Having no need to bend, she saw the top of Dun-chuach whenever she got close to the window, and by this time the light on it looked like a planet, wan in the moonlight, but unusually large and angry.

“I never saw star so bright,” said the girl, in a natural enough error.

“A challenge to your eyes, madam,” retorted Splendid again, in a raillery wonderful considering his anxiety, and he whispered in my ear—“or to us to war.”

As he spoke, the report of a big gun boomed through the frosty air from Dunchuach to the plain, and the beacon flashed up, tall, flaunting, and unmistakable.

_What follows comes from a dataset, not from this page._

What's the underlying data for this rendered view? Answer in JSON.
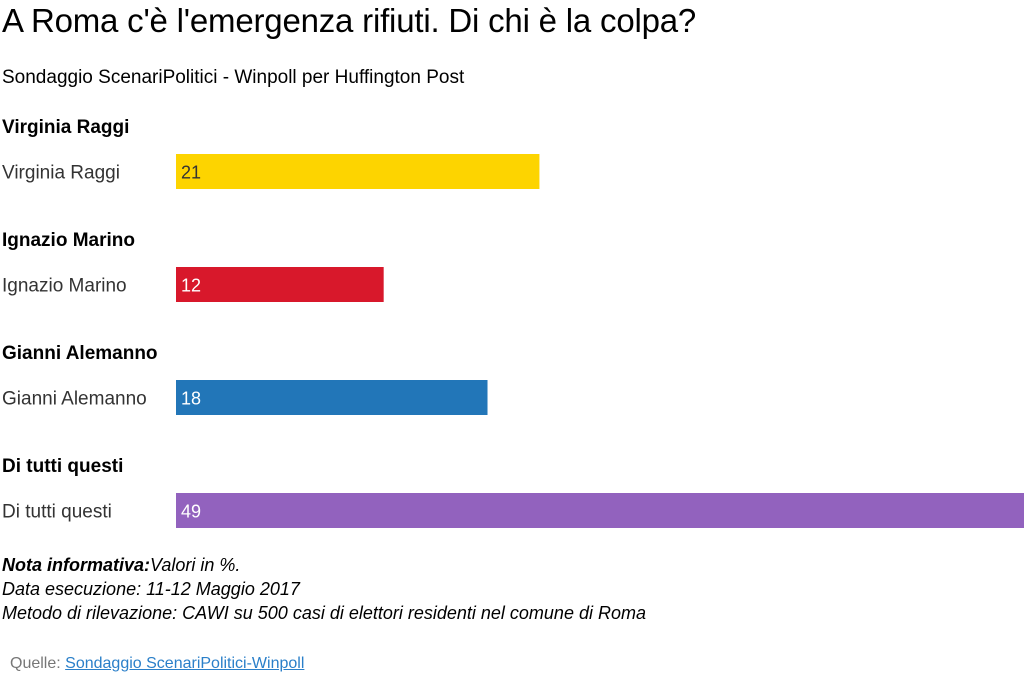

John Splendid turned into the hall and raised his voice a little, to say with no evidence of disturbance—

“There’s something amiss up the glens, your ladyship.”

The harp her ladyship strummed idly on at the moment had stopped on a ludicrous and unfinished note, the hum of conversation ended abruptly. Up to the window the company crowded, and they could see the balefire blazing hotly against the cool light of the moon and the widely sprinkled stars. Behind them in a little came Argile, one arm only thrust hurriedly in a velvet jacket, his hair in a disorder, the pallor of study on his cheek. He very gently pressed to the front, and looked out with a lowering brow at the signal.

“Ay, ay!” he said in the English, after a pause that kept the room more intent on his face than on the balefire. “My old luck bides with me. I thought the weather guaranteed me a season’s rest, but here’s the claymore again! Alasdair, Craignish, Sir Donald, I wish you gentlemen would set the summons about with as little delay as need be. We have no time for any display of militant science, but as these beacons carry their tale fast we may easily be at the head of Glen Aora before the enemy is down Glenurchy.”

Sir Donald, who was the eldest of the officers his lordship addressed, promised a muster of five hundred men in three hours’ time. “I can have a crois-tara,” he said, “at the very head of Glen Shira in an hour.”

“You may save yourself the trouble,” said John Splendid; “Glen Shira’s awake by this time, for the watchers have been in the hut on Ben Bhuidhe since ever we came back from Lorn, and they are in league with other watchers at the Gearron town, who will have the alarm miles up the Glen by now if I make no mistake about the breed.”